Ahh, Movember.
A time to celebrate the very essence of manliness and support a good cause at the same time.
As a woman, I don't pretend to understand the intrinsic pride that comes with growing a good mo'.
What I do understand, however, is the irony that this apparent symbol of
machismo is the cause of hundreds of Kiwi men to become whiney little girls.
This time last year, I lived in a flat of three males. All off whom competed to grow the best Movember 'tache.
All I heard for 30 painful days was how itchy their face was, how uncomfortable it was, that their lips hurt... Wah wah wah.

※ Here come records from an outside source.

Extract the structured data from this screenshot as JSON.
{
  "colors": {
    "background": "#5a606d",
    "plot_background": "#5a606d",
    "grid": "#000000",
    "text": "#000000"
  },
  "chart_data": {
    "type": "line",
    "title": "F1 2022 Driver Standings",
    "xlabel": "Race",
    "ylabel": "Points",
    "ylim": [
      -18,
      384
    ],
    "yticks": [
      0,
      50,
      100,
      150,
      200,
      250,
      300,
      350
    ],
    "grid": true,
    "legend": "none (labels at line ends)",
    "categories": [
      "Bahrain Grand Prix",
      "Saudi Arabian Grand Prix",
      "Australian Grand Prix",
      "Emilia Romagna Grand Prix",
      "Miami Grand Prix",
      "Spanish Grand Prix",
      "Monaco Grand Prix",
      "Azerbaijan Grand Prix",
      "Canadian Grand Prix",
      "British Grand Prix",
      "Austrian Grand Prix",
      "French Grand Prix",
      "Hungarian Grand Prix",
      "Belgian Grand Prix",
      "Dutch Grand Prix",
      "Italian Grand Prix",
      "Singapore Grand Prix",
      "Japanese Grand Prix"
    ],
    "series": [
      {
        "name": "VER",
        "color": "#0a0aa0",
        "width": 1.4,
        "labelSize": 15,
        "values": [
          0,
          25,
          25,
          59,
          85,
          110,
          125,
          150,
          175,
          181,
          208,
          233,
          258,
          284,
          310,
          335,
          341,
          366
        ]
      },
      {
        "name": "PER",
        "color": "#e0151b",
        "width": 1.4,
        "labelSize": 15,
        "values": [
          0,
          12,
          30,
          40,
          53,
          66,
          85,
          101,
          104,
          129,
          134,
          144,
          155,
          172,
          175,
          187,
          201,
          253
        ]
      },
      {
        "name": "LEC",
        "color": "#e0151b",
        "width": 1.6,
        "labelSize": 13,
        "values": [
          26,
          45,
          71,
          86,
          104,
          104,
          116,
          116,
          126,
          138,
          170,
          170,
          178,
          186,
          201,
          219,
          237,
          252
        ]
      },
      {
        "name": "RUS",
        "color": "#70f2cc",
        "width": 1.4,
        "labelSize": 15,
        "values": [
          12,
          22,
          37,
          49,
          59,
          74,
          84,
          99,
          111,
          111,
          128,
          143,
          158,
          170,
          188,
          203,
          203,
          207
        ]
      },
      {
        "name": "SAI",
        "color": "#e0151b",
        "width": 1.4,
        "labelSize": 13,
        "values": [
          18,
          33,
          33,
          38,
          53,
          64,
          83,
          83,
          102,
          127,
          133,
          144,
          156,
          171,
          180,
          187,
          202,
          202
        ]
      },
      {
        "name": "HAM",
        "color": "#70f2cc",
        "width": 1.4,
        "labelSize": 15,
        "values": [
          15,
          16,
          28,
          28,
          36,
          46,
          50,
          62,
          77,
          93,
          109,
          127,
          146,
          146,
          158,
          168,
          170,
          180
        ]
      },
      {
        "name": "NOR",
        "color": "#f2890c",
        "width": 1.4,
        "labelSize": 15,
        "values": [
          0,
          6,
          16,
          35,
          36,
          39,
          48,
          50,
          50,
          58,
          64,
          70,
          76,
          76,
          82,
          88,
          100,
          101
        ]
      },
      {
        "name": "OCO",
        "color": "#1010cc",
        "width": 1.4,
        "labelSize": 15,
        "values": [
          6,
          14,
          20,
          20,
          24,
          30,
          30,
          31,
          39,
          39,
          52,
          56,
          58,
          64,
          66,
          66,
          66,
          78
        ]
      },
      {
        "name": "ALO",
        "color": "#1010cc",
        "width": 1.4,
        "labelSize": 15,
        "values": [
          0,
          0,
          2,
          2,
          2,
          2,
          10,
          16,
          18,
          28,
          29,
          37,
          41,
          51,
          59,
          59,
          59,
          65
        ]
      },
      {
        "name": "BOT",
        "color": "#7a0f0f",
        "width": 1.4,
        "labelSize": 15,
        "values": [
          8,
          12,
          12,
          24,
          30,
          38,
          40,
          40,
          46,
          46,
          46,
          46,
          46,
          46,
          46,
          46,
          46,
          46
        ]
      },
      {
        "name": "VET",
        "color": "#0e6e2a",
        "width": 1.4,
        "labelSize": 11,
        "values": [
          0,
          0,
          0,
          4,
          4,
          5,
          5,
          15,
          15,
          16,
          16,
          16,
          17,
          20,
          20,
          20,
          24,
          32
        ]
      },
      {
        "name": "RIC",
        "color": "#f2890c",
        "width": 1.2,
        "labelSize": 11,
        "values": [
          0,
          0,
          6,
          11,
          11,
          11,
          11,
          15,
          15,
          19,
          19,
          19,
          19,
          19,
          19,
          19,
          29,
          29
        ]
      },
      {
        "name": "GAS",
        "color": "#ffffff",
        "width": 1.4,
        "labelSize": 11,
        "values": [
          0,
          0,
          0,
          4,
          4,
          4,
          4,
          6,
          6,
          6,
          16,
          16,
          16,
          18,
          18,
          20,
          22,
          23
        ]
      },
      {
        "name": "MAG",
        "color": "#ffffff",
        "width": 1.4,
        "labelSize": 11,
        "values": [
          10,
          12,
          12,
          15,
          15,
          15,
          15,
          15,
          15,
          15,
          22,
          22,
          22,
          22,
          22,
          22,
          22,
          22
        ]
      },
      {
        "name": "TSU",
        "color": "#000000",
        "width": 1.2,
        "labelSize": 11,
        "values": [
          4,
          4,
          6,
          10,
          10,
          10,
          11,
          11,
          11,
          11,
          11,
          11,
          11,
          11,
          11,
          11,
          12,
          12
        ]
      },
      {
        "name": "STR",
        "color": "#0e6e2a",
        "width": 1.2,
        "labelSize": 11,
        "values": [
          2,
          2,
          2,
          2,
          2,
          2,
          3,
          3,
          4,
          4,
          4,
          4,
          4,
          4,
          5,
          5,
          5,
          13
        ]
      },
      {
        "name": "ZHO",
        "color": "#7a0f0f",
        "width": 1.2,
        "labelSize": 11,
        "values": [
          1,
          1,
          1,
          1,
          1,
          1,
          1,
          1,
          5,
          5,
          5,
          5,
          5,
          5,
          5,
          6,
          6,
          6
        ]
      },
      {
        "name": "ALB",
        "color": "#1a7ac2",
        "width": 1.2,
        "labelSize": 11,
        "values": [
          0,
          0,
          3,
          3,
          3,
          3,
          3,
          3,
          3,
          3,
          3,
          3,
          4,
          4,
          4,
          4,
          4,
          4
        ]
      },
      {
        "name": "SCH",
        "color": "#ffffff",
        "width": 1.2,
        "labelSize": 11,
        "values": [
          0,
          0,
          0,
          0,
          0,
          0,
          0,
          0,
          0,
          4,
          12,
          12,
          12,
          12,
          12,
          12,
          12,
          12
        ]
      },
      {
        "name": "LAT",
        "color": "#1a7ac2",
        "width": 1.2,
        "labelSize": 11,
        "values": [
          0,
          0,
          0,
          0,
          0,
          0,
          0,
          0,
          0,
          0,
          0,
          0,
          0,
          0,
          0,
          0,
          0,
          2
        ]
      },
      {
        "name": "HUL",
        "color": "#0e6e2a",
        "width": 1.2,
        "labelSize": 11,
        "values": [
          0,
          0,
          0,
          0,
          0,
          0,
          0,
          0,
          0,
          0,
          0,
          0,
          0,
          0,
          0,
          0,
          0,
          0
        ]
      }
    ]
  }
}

The office was no better. My days at work were spent listening to colleagues hassle one another about their respective mos.
"Call that a moustache? I thought you'd just forgotten to wash."
Har-de-har-har.
Indeed, if ever there was a time to appreciate my singledom, it is now.
No pash rash for me, thank you very much.
Don't get me wrong, I think Movember is a thoroughly worthwhile cause and I applaud all those willing to put their face on the line to support it.
The cause - for those who don't know - is to raise awareness of prostate cancer and encourage men to get regular health checks.
Likewise, ladies, you can do your bit and become a Mo Sista. (Don't worry, it doesn't involve growing anything out...) Simply, sponsor a Mo Bro or head along to any of the Gala Parties at the end of the month.
What I do not applaud, however, are the losers out there who take advantage of Movember to grow a 'tache but do not contribute to the cause.
And, yes, there are plenty of them out there.
It's not difficult to register, you can do it right here.
Surely, a meagre $10 donation is worth the chance to look like a Mexican bandit/bogan biker/Tom Selleck for the next four weeks?